In ricordo di Richard Ingersoll (1949-2021)

La sua era un’intelligenza penetrante: uomo di spettacolo e professore, nelle cascine abbandonate si dedicava all’“agrocivismo” con i suoi studenti, mentre scriveva di città sulle pagine di Domus. Il ricordo di Filippo Cattapan e Giovanni Corbellini.

Richard Ingersoll (1949-2021)

Capitava spesso di incrociare Richard in posti e occasioni piacevoli, soprattutto a Venezia per le biennali, anche quelle d’arte, dove non è così facile imbattersi nei chierici della chiesa architettonica. Erano incontri sempre gradevoli, per l’eleganza personale e del pensiero, per il suo acuminato senso dell’umorismo, e perché il suo sguardo insieme colto e laterale proponeva punti di vista sempre interessanti, inaspettati.

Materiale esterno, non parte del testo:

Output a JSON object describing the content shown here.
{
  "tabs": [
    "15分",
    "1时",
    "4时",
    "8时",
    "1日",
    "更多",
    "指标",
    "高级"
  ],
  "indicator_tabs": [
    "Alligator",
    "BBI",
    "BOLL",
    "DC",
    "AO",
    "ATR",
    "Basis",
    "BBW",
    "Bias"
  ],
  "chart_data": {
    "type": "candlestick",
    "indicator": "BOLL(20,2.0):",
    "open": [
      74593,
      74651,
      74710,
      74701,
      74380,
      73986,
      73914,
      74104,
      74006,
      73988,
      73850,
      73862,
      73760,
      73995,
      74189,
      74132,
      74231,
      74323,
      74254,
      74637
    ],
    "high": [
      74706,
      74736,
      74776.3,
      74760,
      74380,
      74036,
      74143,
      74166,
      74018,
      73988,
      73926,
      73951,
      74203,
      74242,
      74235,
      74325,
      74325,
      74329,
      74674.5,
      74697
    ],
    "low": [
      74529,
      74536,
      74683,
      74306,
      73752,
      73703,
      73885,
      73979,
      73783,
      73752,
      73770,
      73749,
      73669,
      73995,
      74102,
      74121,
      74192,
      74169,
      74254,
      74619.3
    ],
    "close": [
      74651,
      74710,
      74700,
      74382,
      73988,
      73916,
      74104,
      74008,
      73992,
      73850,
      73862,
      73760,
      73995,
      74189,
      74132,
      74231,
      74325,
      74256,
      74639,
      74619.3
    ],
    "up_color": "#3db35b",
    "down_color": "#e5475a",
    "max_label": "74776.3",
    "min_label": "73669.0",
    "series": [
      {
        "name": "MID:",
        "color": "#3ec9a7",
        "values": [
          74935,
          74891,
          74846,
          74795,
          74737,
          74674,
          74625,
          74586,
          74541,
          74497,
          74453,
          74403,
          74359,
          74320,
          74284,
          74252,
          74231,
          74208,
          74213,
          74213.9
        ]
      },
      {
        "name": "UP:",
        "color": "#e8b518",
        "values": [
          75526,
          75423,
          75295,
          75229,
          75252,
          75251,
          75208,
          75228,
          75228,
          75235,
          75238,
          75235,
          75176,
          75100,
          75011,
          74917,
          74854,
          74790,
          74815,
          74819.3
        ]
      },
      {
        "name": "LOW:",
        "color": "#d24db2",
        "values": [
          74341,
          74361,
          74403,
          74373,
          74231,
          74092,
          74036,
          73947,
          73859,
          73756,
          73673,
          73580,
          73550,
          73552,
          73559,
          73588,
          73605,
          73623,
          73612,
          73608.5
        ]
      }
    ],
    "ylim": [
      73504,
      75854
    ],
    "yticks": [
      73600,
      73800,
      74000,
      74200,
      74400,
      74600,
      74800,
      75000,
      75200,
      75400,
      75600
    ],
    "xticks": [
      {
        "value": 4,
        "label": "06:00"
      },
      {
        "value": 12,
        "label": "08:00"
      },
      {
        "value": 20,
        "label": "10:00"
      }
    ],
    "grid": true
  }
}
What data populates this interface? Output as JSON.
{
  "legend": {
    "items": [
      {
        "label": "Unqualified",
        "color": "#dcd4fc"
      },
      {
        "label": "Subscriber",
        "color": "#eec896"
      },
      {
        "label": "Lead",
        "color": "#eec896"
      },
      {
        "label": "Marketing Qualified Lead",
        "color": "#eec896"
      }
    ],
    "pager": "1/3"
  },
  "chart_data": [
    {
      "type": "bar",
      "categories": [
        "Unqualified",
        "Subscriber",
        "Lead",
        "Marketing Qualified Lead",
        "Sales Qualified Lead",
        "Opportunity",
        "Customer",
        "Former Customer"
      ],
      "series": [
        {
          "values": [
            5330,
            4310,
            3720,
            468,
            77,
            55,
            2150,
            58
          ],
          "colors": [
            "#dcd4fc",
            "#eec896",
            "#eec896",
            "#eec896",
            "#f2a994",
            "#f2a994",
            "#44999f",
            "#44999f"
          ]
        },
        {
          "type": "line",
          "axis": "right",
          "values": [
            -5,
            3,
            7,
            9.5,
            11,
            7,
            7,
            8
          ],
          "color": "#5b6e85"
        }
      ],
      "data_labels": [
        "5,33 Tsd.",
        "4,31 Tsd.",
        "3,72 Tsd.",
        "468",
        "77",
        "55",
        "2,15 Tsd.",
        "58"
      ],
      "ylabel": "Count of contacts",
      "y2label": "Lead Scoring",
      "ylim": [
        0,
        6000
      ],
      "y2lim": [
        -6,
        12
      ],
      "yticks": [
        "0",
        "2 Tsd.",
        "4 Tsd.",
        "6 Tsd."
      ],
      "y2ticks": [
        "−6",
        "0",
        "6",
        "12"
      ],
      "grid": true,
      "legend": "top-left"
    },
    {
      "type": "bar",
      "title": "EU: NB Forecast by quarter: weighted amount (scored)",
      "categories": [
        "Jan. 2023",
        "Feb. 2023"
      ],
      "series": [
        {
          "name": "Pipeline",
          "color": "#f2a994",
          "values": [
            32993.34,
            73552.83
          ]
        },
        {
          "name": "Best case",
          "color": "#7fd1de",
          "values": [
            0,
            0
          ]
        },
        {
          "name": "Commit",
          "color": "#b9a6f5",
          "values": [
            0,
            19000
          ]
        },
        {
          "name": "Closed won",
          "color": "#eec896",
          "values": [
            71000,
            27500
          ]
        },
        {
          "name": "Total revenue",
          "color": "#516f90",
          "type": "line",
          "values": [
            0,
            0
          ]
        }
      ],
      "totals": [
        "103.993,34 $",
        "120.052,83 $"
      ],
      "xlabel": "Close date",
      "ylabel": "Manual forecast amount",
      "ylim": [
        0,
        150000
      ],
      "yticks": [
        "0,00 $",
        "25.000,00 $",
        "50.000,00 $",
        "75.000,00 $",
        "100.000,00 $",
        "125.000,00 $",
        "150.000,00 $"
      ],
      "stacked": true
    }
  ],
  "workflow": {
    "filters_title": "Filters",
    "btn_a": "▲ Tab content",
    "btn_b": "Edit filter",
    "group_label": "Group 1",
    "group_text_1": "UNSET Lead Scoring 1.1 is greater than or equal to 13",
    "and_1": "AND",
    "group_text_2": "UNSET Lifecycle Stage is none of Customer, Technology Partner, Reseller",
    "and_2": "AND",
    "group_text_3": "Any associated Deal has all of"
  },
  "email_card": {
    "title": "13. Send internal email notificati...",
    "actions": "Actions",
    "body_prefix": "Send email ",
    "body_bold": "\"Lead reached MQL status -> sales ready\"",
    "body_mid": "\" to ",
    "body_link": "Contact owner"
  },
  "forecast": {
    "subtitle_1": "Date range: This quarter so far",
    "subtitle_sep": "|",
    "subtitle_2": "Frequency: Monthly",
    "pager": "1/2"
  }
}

La sua era un’intelligenza penetrante, fondata su conoscenze di rara estensione e profondità. Qualità che gli hanno consentito di affrontare una delle prove più impervie per chi scrive di architettura: pubblicare una storia “generalista”, in termini spaziali e temporali, della disciplina, all’interno di una più ampia disamina dei suoi rapporti culturali. World Architecture: A Cross-Cultural History (Oxford University Press, 2013), reinventa per i tempi attuali l’approccio di un fortunato volume di Spiro Kostof, lo storico turco-americano con cui aveva studiato a Berkeley.

Andrea Branzi e Richard Ingersoll
Andrea Branzi e Richard Ingersoll

Questa disponibilità a lavorare a fianco di un autore scomparso è indice della generosità che Richard ha profuso in molti modi: nell’esporre il suo pensiero con estrema chiarezza, nel sostenere con consigli, collaborazioni e prefazioni i lavori di giovani promettenti, soprattutto nella lunga e varia attività di insegnamento, la cui efficacia si fonda anche sull’attitudine da uomo di spettacolo: fu voce e flauto degli Anonima Sound Ltd. nei primi anni Settanta. Tra le sue esperienze didattiche spicca per continuità quella presso la sede fiorentina della Syracuse University, alla quale vanno aggiunti corsi e seminari tenuti in prestigiose scuole internazionali.

Negli ultimi anni ha insegnato regolarmente al Politecnico di Milano dove, come era solito fare, ha raccolto attorno a sé una vasta rete di amici, colleghi e studenti, che riuniva a pranzo dopo i corsi e che coinvolgeva con entusiasmo nei suoi progetti per la città e per il territorio. A Milano, ha dato vita in particolare alle iniziative di Terraviva Workshop e di Earth Service Association, con le quali ha promosso instancabilmente la sua visione sociale di agricoltura urbana, portando gli studenti a lavorare con lui nelle cascine abbandonate del Parco Agricolo Sud e proponendo l’“agricivismo” come obiettivo politico e come scelta personale.

Richard Ingersoll durante una lezione con i suoi studenti
Richard Ingersoll durante una lezione con gli studenti del Politecnico di Milano

Le sue pubblicazioni coprono argomenti e tipologie diversissime, da contributi su singoli architetti a monografie su temi specifici, dalla storia del Rinascimento, al contemporaneo, dalla piccola scala ai temi del paesaggio, delle infrastrutture, della dissoluzione urbana nel territorio. Era lo storico con il quale ogni progettista vorrebbe confrontarsi, capace di connettere una vasta prospettiva temporale alle condizioni operative nelle quali l’architettura prende forma, ma soprattutto di applicare questa profondità di visione anche alle cose più semplici e immediate. In una delle ultime mail salutava così, nel suo buffo italiano: “finalmente è arrivato estate, devo andare ad annaffiare con impegno”.

Addio Richard, al giardino della cultura mancheranno le tue cure.